Fermato e interrogato, per due ore, appena ha messo piede negli Stati Uniti. È successo allo storico israeliano Ilan Pappé, 70 anni, da sempre critico nei confronti delle posizioni sioniste. Lo scorso 13 maggio Pappé è atterrato all’aeroporto di Detroit, due agenti gli si sono avvicinati, lo hanno preso, confiscato il cellulare e portato via. Da lì, l’interrogatorio. L’autore de La pulizia etnica della Palestina ha raccontato tutto sul proprio profilo Facebook, mettendo nero su bianco alcune delle domande che i due uomini dell’FBI gli hanno posto.

Lei è un sostenitore di Hamas?“, “considera le azioni israeliane a Gaza un genocidio?”, “qual è la soluzione al ‘conflitto’?”, “chi sono i suoi amici arabi e musulmani qui negli Usa, da quanto tempo li conosce e che tipo di rapporto ha con loro?”. Pappé ha ironizzato in merito alla domanda sulla soluzione del conflitto (“sul serio, è quello che mi hanno chiesto!” ha scritto) e ha commentato sia l’atteggiamento dei due agenti, “né abusivo né scortese”, sia il tenore delle domande “davvero scollegate”, alle quali ha risposto, ha precisato, talvolta facendo riferimento ai propri libri e talvolta “in modo laconico, con un sì o un no”.

La notizia è stata riportata dal quotidiano online francese Mediapart, che ha ripreso il comunicato stampa della casa editrice La Fabrique, che ha chiesto “la fine della repressione delle voci critiche nei confronti di Israele e a sostegno del popolo palestinese”. Contattata dal giornale francese, La Fabrique si è detta indignata per l’episodio: “Gli abbiamo scritto per esprimergli il nostro sostegno.

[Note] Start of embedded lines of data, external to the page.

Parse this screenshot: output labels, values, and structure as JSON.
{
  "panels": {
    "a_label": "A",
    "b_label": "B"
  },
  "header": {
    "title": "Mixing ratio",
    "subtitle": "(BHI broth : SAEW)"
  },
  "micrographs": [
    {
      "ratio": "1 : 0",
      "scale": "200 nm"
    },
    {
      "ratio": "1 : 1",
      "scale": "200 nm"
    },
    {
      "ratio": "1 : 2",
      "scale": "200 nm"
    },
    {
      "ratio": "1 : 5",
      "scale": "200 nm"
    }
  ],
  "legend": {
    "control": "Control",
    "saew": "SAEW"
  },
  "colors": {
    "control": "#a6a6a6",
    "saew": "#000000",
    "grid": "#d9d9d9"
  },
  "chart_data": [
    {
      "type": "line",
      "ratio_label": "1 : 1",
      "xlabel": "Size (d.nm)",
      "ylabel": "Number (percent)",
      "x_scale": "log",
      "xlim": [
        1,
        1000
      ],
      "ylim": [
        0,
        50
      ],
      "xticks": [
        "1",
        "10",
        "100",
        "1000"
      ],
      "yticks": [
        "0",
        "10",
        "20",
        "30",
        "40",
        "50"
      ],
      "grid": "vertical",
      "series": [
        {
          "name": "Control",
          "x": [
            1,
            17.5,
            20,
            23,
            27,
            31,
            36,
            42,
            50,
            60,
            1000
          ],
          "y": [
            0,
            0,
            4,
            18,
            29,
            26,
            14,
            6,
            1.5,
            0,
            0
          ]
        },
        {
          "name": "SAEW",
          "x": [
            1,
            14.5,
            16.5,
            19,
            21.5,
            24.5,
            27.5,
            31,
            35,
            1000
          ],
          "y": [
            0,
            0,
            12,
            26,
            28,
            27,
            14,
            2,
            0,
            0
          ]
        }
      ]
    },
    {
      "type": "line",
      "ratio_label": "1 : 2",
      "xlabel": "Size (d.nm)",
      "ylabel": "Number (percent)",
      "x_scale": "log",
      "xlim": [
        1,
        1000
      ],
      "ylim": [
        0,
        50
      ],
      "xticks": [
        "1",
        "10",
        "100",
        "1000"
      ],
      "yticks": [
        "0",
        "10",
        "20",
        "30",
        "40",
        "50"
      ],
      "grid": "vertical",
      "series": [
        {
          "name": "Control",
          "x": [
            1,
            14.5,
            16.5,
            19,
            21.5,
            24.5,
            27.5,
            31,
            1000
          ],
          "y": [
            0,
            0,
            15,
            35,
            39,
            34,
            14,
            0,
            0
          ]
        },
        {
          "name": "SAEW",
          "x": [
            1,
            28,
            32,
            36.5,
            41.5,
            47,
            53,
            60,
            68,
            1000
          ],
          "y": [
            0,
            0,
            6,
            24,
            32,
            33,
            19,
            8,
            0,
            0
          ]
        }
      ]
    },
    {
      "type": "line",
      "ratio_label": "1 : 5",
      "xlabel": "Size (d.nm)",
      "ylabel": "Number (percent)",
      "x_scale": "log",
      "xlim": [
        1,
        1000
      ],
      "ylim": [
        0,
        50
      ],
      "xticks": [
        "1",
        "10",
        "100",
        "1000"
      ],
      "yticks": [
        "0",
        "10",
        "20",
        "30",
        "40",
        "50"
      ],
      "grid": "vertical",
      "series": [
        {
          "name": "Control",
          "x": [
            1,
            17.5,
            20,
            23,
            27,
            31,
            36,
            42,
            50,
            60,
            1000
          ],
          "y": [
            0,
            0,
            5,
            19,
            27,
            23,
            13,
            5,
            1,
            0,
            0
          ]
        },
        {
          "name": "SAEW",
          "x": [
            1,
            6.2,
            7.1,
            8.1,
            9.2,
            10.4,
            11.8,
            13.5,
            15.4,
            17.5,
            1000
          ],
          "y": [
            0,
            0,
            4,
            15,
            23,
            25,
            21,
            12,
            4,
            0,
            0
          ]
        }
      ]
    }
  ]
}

Purtroppo questo non ci sorprende, visti i tempi che stiamo attraversando, in cui vediamo che la retorica si sta indurendo contro chi, nei Paesi occidentali, esprime critiche a Israele o sostiene i palestinesi. Ciò che è particolarmente aberrante in questo caso è che le domande riguardavano tutte Israele, Hamas, la nozione di genocidio a Gaza o meno, o le sue amicizie”.